There are widely circulating calls in social media for people to withdraw all their money from banks. Some of these calls reportedly came from the leaders of hardline Islamic organizations to force the authorities into taking tougher measures against Ahok over blasphemy allegations against him.
The non-active governor was declared a suspect last week in a blasphemy case related to a speech he made while campaigning on Pramuka Island in Jakarta's Thousand Islands district during September. Ahok made references to a Koranic verse during his speech, which prompted some Muslim groups to accuse him of having committed blasphemy.

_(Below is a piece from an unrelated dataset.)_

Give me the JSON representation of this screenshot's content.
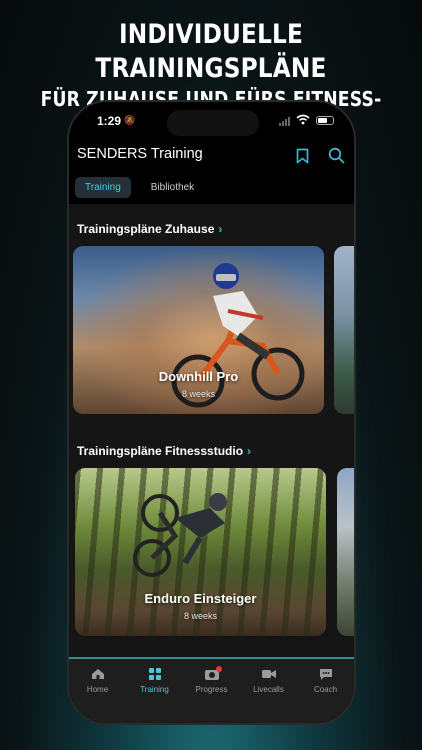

Mass demonstrations are planned for Friday and Dec. 2, but as was previously reported, the Jakarta Police have issued a ban on street protests to prevent a repeat of the rally on Nov. 4, which turned violent.
"Bank Indonesia, as the monetary authority, is alert and prepared to deal with any possible scenario," Darmin said. He added that the Financial Services Authority (OJK), which supervises capital markets and the financial sector, was also prepared to stabilize markets in case of any shocks.
Darmin said the government will maintain a stable investment climate in the country.
Finance Minister Sri Mulyani Indrawati said the calls for a bank run were "dangerous."
"If people care about the Indonesian economy and about our country, they will also act to maintain [stability] and not allow themselves to be so easily provoked into destroying their own country," the minister said.
Central Bank Governor Agus Martowardojo said all economic indicators, from growth, inflation, the current-account deficit to foreign exchange reserves, are in a good shape. He said Indonesia's economy, even though it only grew about 5 percent in the third quarter this year, remains among the best performers in Asia.
Meanwhile, inflation is "manageable" at about 3 percent, and both the current account and foreign exchange reserves are solid. While inflation picked up in October, it is still considered low, hence the central bank's decision last week to maintain its low benchmark interest-rate policy.
Indonesia's current-account deficit narrowed in the third quarter, reducing pressure on the rupiah, while foreign-exchange reserves are still relatively high at about $115 billion, according to October data.
Indonesia's benchmark stock index has been on a roller-coaster ride last week, but this was due to global sentiment, including falling commodity prices and anxiety among investors over the prospect of the United States Federal Reserve raising interest rates in December.